None of this fits the white lady in distress definition. It just seems like a way to smuggle in anti-white racism for no particular reason. Nothing about this situation has to do with race in any way whatsoever.

1 comments

The fact that he was replying to a comment that used it as an example of Australia's 'authoritarian' response to covid and the fact that it received widespread news coverage and we all got to see her distress Vs the other guy who got arrested and received zero coverage for the same crime seems to suggest that this it is relevant and on the balance of probabilities a good example of white lady in distress.
He didn't use the 'authoritarian' framing (he sarcastically questioned whether it was 'exemplary'), that's something you're presumptively attributing.
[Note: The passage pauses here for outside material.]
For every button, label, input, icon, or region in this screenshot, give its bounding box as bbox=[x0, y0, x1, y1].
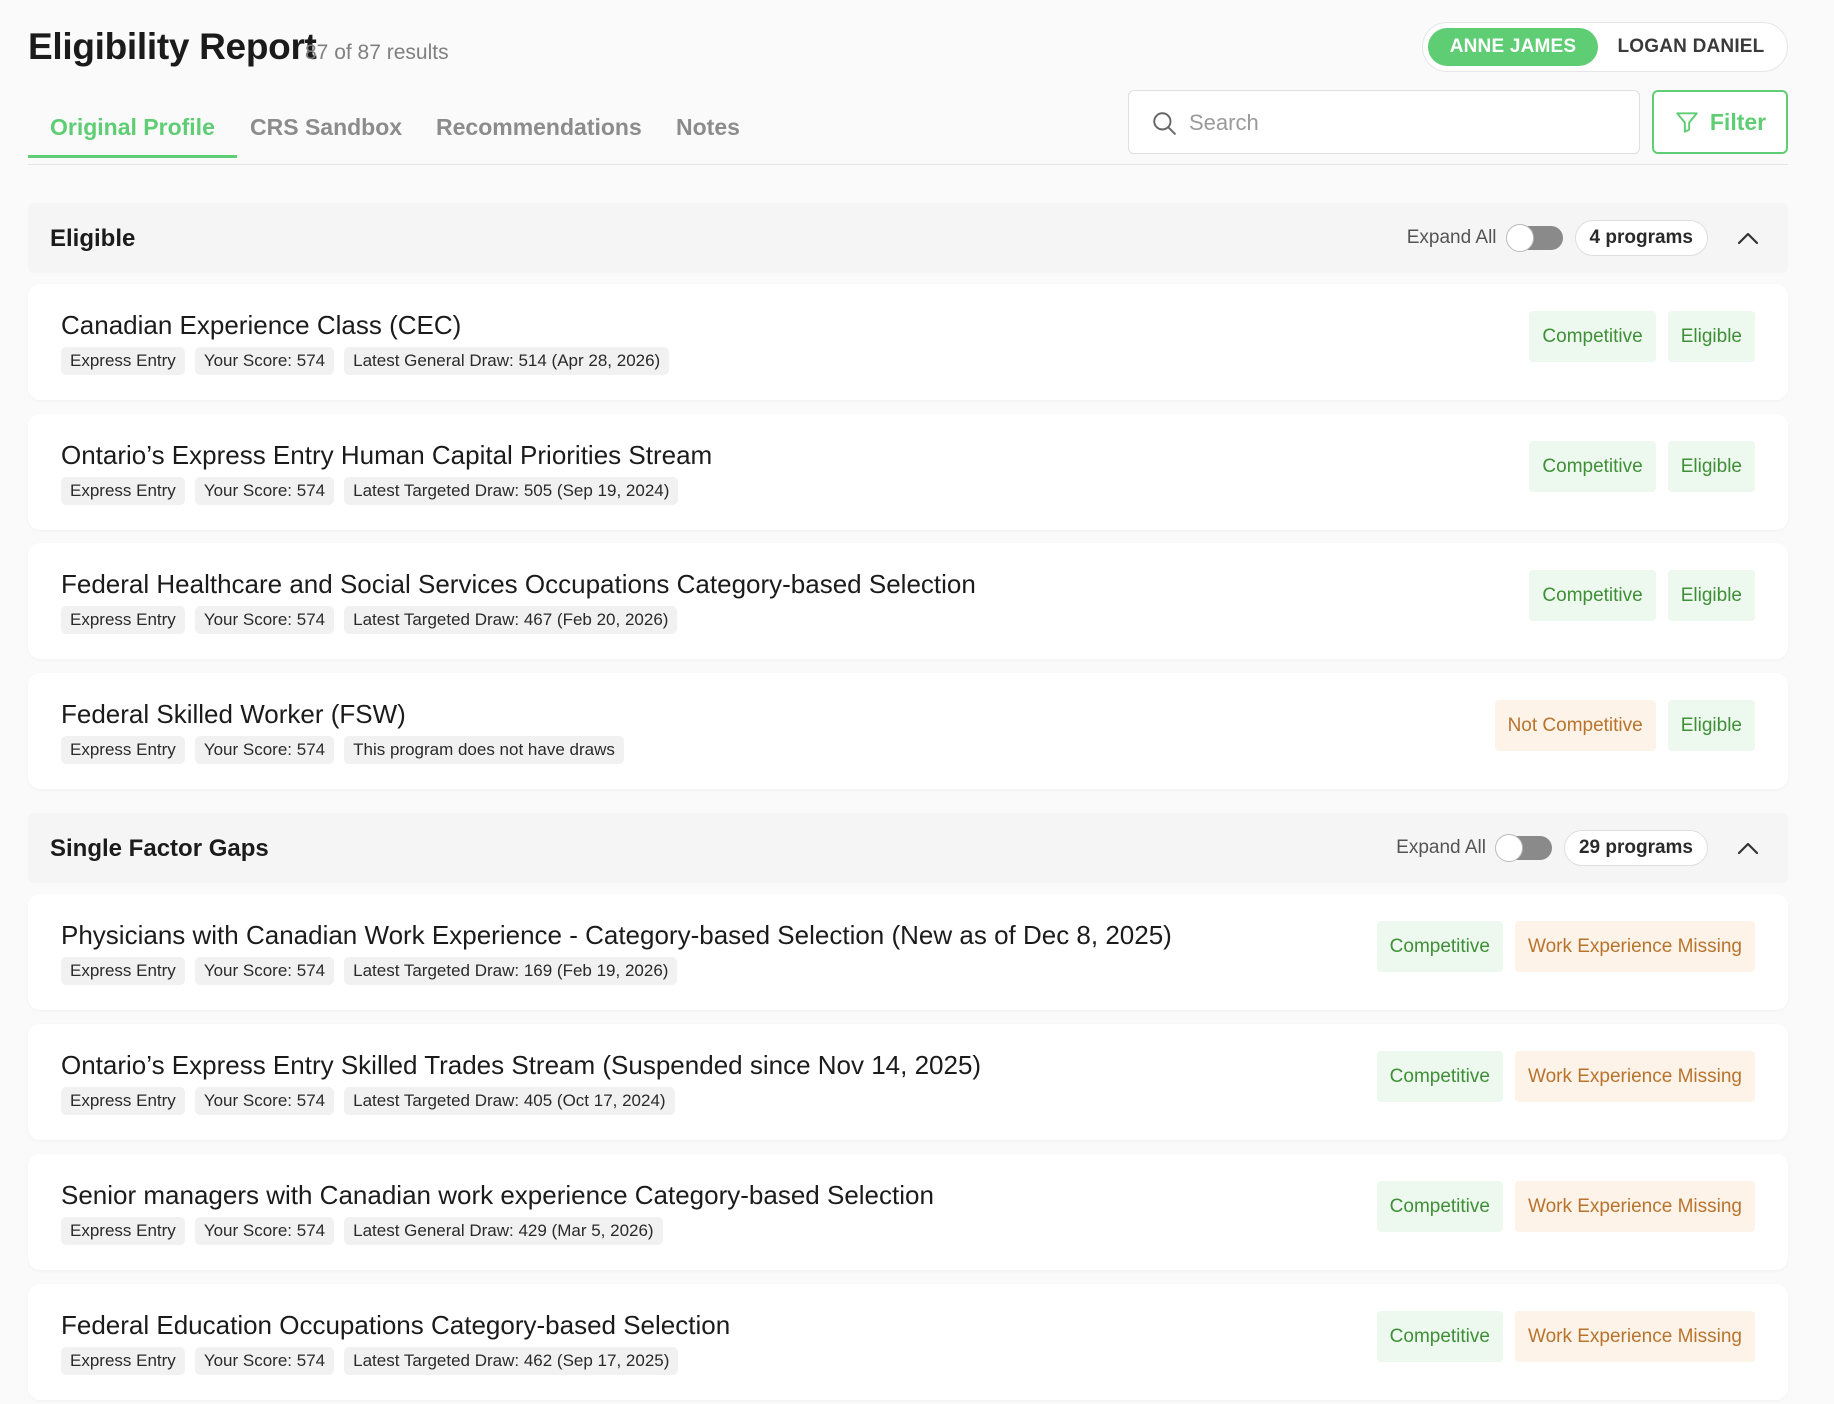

There was not 'zero' coverage of the guy's arrest, to the contrary there was wide coverage as a Google search easily reveals. There's also two factors you're not considering, (1) the guy ran a conspiracy theory group which reduces sympathy for him, (2) the woman's arrest came first so it was more novel and thus more engaging from a clicks perspective.

It's absurd that race is being brought into this as a relevant explanatory dimension. Pernicious and divisive to say the least, leaving aside the fact that there's no evidence that race is in any way relevant to either what occurred in this case or the coverage of the case

Look it's all subjective but their comments were hardly pernicious and divisive - they were a fair observation of the situation.